Appellant complains of the refusal of the trial court to permit the witnesses Felipe Arrellano, Jose Isa Lopez, and Jose Lucero to testify concerning the bad reputation of the deceased with regard to being a quarrelsome and dangerous man. Neither of such witnesses ever stated that they were acquainted generally with the people in the community in which the deceased lived, and the time inquired about in the interrogatories propounded was not confined or limited to dates or time prior to the homicide, and the court was correct in expressly holding that the proper foundation had not been laid for such evidence, as both are necessary elements to the admission of .such testimony.
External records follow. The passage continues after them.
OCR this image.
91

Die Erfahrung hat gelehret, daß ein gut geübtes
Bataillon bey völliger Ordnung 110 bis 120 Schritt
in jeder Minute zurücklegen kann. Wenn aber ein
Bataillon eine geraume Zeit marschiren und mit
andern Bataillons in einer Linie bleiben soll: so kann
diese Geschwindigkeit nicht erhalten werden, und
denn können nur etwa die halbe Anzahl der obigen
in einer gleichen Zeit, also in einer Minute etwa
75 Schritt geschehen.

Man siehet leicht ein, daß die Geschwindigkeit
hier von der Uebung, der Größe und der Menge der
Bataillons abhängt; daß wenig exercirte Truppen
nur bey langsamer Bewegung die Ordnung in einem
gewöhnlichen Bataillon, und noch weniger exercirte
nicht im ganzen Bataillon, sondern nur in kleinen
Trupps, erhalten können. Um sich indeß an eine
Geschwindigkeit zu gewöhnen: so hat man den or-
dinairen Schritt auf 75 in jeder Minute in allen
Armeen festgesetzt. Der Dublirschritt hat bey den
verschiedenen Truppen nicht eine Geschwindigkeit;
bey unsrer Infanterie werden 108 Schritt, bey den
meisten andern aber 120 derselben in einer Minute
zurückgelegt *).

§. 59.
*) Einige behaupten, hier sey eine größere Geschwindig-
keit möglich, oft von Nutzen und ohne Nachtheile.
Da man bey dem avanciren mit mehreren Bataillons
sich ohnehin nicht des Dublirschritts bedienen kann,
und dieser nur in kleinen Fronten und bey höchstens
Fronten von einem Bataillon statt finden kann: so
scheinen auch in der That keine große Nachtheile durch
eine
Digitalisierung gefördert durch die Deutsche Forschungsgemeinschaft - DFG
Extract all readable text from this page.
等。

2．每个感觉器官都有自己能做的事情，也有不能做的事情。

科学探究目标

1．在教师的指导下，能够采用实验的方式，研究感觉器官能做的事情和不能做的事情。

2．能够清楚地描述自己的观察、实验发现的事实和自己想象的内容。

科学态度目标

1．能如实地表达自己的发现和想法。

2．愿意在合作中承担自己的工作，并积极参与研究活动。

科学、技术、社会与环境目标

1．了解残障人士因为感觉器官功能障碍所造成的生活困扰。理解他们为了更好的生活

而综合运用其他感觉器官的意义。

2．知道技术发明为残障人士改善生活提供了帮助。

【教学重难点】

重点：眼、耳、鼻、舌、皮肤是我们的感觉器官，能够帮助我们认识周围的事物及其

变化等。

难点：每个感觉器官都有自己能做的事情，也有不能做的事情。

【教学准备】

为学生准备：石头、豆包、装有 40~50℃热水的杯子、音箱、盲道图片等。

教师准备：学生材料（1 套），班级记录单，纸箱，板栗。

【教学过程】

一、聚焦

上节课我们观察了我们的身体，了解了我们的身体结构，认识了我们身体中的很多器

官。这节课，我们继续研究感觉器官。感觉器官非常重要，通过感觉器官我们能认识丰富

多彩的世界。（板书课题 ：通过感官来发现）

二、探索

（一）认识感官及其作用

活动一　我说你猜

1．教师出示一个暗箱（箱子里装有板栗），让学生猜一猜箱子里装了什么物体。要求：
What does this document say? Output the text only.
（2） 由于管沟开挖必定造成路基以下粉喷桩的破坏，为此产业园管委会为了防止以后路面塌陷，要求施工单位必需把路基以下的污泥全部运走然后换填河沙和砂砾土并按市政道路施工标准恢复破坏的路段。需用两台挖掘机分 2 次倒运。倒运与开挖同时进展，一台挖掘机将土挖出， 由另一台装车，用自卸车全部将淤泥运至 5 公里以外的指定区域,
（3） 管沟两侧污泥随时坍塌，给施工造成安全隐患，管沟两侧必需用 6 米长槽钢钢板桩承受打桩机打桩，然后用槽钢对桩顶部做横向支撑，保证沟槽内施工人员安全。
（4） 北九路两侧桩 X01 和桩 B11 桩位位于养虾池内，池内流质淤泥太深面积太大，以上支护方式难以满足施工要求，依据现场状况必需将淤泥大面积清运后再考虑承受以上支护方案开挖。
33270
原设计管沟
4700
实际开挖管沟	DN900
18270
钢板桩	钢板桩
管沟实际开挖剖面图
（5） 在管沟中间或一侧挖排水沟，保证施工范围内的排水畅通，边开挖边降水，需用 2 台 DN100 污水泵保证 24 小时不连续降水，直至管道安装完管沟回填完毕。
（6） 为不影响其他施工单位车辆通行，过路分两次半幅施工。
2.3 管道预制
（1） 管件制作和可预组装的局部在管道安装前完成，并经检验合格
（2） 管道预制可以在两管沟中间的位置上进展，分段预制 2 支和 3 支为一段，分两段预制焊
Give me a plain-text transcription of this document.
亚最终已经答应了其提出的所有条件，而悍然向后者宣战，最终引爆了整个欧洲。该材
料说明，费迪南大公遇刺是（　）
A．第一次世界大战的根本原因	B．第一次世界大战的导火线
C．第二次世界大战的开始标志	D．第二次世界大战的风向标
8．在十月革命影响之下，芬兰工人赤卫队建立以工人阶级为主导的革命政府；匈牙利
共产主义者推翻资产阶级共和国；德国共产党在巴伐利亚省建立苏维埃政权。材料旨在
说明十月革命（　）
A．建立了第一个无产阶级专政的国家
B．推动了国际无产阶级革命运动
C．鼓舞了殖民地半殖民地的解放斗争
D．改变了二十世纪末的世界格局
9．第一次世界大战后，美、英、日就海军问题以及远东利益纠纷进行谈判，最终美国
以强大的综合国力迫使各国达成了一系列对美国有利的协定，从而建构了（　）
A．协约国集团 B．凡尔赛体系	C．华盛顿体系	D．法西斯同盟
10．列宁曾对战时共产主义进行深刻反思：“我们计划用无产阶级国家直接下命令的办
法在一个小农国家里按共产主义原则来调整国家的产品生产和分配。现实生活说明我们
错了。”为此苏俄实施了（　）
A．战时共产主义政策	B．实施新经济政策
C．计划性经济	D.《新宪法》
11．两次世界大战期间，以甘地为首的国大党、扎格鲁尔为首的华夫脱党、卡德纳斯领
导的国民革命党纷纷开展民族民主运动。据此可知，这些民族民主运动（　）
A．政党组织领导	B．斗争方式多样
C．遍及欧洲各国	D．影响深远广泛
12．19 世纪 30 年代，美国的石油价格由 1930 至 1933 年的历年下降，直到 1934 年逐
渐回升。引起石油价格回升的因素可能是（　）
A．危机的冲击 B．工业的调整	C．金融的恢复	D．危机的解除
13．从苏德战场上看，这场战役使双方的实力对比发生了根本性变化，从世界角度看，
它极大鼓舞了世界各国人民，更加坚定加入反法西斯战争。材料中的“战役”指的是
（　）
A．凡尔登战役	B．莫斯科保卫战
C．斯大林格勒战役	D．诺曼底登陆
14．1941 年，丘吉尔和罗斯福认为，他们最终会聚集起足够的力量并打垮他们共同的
Errors are assigned with respect to the refusal of the court to quash the jury panel and requiring the appellant to close without giving him opportunity to obtain the presence of a material witness who had left the court without permission; but as these may be obviated upon another trial, it is unnecessary to discuss them.

For the reasons stated, the judgment of the trial court is reversed, and the cause remanded for a new trial, and it is so ordered.

PARKER, C. J., and BOTTS, J., concur.